Nunca había entendido por qué su padre no se cortaba con la navaja. No era natural pasarse una punta afilada por el cuero cabelludo sin hacerse sangre ni una sola vez. Ni siquiera usaba jabón para facilitar la tarea. A veces, Wolfie se preguntaba por qué Fox no se limitaba a afeitarse la cabeza en lugar de convertir las zonas del cuero cabelludo donde había perdido el pelo en senderos irregulares y dejar que los mechones traseros y laterales colgaran hasta llegar por debajo de sus hombros, en trenzas que se hacían más y más irregulares a medida que se le caía el pelo. Pensaba que a Fox le preocupaba quedarse calvo, aunque no podía asegurarlo. Los tipos duros de las películas muchas veces se afeitaban la cabeza. Bruce Willis lo hacía.

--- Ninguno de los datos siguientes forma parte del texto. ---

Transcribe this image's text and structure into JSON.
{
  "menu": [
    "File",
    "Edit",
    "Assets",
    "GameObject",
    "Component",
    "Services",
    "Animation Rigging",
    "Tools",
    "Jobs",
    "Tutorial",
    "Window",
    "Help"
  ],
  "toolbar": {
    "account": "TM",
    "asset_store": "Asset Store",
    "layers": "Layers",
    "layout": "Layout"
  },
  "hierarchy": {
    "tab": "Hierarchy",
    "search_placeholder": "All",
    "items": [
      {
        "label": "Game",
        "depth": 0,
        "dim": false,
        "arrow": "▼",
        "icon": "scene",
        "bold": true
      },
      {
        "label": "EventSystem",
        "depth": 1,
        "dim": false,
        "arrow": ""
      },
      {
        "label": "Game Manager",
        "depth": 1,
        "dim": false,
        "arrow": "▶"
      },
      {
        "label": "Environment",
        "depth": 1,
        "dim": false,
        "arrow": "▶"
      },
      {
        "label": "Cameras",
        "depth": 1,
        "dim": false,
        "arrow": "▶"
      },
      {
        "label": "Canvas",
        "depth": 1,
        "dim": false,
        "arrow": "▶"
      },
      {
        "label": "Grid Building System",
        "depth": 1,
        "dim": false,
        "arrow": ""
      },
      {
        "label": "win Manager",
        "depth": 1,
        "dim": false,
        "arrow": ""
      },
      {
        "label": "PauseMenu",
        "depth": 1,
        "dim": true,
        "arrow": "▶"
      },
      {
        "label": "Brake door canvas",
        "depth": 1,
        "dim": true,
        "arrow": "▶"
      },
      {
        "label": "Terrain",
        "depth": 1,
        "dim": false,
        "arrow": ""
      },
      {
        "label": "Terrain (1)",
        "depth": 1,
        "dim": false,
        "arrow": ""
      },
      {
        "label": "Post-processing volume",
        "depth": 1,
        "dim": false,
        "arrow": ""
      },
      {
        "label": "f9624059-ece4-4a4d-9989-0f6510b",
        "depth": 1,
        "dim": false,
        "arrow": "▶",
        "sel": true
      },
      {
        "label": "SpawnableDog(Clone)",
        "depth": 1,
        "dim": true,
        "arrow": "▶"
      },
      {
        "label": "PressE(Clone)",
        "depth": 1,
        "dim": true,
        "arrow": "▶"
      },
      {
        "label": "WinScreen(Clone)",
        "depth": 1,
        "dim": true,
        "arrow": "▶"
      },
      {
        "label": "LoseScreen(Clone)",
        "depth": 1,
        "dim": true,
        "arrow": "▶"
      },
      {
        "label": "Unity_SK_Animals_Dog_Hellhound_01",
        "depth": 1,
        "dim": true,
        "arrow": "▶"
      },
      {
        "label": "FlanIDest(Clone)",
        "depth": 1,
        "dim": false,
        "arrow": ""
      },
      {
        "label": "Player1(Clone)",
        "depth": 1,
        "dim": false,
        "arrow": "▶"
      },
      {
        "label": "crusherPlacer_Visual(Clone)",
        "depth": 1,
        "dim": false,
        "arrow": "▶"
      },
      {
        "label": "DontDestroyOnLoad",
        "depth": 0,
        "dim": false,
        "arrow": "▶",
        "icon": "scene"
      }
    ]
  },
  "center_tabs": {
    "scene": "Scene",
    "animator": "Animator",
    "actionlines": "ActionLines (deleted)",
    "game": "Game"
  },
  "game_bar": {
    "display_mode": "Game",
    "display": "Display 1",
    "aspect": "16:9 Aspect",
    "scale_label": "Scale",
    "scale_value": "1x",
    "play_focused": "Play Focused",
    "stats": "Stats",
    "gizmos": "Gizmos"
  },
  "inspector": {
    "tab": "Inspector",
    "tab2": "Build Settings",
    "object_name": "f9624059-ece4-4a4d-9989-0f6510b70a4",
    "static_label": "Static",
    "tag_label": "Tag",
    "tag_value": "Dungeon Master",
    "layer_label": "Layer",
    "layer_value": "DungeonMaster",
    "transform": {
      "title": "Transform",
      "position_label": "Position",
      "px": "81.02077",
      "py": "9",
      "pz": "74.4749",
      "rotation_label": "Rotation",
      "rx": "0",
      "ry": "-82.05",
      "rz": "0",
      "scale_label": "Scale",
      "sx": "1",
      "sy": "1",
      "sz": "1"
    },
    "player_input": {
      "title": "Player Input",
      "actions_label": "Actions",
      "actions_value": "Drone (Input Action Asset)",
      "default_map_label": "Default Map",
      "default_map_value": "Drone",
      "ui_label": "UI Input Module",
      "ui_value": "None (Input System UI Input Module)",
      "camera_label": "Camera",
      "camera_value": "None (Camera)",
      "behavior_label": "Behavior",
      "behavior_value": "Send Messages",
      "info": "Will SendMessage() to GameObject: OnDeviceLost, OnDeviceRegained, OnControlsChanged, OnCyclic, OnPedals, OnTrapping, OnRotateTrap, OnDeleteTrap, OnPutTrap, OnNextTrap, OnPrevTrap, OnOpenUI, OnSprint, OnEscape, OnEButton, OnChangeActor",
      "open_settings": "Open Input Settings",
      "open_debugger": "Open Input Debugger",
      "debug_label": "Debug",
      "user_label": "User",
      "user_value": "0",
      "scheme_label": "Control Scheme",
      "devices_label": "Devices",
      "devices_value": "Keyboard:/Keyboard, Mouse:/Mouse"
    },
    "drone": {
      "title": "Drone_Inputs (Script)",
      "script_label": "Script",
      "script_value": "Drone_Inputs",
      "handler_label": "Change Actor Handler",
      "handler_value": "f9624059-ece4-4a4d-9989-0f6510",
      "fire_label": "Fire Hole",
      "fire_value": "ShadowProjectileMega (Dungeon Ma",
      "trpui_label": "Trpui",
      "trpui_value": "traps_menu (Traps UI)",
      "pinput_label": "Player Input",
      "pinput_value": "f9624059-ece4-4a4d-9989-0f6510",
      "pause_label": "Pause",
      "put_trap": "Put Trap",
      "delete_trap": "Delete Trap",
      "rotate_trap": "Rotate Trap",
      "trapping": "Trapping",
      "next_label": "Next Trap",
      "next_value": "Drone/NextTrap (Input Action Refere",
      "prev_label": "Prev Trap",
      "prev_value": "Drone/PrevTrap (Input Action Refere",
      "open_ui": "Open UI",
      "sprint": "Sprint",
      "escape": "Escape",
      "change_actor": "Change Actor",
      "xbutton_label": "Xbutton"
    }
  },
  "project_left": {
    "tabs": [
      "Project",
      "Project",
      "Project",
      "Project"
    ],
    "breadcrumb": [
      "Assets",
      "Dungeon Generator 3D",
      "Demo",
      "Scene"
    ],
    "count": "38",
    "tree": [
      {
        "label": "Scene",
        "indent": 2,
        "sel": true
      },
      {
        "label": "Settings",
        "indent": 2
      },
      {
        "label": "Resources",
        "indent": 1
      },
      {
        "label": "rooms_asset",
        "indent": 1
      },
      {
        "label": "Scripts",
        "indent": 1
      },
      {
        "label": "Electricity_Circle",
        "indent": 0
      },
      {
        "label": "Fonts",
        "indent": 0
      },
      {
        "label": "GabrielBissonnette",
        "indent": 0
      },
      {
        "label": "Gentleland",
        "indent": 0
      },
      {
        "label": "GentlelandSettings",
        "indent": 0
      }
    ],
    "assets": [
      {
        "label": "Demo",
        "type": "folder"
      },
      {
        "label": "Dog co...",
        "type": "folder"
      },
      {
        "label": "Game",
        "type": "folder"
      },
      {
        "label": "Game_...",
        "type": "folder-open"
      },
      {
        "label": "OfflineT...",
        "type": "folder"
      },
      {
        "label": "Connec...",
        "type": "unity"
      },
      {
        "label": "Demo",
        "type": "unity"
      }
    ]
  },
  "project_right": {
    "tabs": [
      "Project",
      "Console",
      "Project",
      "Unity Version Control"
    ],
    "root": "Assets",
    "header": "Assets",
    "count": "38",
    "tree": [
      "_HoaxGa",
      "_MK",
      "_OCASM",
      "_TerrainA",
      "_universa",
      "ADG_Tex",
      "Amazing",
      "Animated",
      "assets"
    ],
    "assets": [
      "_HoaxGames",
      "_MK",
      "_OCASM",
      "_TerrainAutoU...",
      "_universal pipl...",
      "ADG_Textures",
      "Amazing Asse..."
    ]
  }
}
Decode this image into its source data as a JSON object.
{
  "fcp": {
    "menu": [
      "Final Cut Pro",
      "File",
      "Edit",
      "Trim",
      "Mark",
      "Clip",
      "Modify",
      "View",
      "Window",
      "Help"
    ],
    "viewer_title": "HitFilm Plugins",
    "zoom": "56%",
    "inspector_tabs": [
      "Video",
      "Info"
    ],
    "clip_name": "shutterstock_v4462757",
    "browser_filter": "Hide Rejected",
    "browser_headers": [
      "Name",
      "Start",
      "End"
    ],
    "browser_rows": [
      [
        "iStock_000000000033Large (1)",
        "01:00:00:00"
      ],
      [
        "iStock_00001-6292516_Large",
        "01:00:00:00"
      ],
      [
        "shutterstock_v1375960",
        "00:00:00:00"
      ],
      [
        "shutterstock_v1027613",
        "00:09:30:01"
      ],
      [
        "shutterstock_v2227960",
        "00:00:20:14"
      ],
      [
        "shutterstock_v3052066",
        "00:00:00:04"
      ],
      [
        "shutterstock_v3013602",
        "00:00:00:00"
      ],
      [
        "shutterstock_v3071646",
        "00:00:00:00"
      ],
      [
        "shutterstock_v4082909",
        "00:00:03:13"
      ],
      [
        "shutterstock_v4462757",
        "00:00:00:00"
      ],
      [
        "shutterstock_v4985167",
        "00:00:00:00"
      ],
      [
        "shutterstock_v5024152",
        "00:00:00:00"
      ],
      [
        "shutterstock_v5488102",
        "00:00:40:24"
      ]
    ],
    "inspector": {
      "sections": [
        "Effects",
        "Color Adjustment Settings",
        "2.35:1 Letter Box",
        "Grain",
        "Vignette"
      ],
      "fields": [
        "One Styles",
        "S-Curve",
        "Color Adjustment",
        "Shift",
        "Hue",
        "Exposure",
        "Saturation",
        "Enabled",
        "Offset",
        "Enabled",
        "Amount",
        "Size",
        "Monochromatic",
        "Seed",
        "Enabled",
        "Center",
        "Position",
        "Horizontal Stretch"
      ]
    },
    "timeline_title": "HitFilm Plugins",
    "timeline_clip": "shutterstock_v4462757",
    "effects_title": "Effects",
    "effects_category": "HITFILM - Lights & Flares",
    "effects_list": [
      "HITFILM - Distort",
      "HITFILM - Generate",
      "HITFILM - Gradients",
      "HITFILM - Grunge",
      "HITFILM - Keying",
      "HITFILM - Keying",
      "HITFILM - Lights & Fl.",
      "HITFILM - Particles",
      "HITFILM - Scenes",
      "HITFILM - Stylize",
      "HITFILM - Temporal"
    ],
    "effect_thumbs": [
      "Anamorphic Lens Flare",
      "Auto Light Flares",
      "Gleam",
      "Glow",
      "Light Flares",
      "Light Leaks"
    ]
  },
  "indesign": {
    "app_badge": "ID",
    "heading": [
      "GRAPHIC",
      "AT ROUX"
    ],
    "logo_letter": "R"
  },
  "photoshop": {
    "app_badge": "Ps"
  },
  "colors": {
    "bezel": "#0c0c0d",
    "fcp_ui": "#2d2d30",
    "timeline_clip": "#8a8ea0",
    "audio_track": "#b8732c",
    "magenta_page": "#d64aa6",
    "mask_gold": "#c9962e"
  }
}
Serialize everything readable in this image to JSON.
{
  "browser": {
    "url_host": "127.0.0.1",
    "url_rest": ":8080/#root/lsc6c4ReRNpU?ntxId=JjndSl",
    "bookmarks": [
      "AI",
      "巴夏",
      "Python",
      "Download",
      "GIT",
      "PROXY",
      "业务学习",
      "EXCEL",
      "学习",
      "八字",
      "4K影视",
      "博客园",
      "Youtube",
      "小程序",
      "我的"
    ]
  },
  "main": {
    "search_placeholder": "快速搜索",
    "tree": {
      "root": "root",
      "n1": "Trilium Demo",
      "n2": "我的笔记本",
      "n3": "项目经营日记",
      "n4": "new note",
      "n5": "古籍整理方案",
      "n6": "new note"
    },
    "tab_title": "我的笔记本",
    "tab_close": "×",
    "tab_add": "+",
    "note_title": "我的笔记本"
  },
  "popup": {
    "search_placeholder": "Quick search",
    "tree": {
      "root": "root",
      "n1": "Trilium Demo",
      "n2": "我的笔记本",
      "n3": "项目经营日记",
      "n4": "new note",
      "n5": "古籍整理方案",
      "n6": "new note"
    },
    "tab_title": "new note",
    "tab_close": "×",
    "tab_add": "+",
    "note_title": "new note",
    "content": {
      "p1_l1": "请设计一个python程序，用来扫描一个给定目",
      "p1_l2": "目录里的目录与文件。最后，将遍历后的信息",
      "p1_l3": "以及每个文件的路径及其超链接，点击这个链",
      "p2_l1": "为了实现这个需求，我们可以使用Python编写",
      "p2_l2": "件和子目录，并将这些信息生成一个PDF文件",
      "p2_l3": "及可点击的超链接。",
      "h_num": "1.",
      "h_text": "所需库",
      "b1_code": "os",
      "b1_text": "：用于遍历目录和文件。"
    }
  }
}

Se tropezó con los ojos de Fox en el espejo.

– ¿Qué miras? -gruñó el hombre-. ¿Qué es lo que quieres?

– Si sigues así vas a quedarte calvo como una bola de billar -dijo el niño, señalando las hebras de pelo negro que flotaban sobre la superficie del agua-. Deberías ir al médico. No es normal que se te caiga el pelo cada vez que sacudes la cabeza.

– ¿Y tú, cómo lo sabes? Quizás esté en mis genes. Quizá te pase a ti.

Wolfie contempló su propio reflejo rubio.

– De eso, nada -dijo, envalentonado por la disposición del hombre a hablar-. No parezco un indio como tú. Supongo que soy como mamá, y ella no va a quedarse calva.

No debió haber dicho eso. Se dio cuenta de que había sido un error en el preciso instante en que las palabras brotaron de sus labios y vio cómo se entrecerraban los ojos de su padre.

Intentó escapar, pero Fox dejó caer una manaza alrededor de su cuello y le acarició con la navaja la suave piel bajo el mentón.

– ¿Quién es tu padre?

– Tú es -gimió el niño, con lágrimas que hacían brillar sus ojos-. Tú es, Fox.

– ¡Por Dios! -Echó al niño a un lado-. No puedes recordar ni una puñetera cosa, ¿no es verdad? Eres… tú eres… ¿Cómo se llama eso que no sabes, Wolfie? Dime cómo se llama -inquirió, mientras seguía rascándose el cuero cabelludo.

– ¿Gra-gramática?

– Conjugación, pedazo de mierda ignorante. Se trata de un verbo.

El niño dio un paso atrás, haciendo gestos defensivos con las manos.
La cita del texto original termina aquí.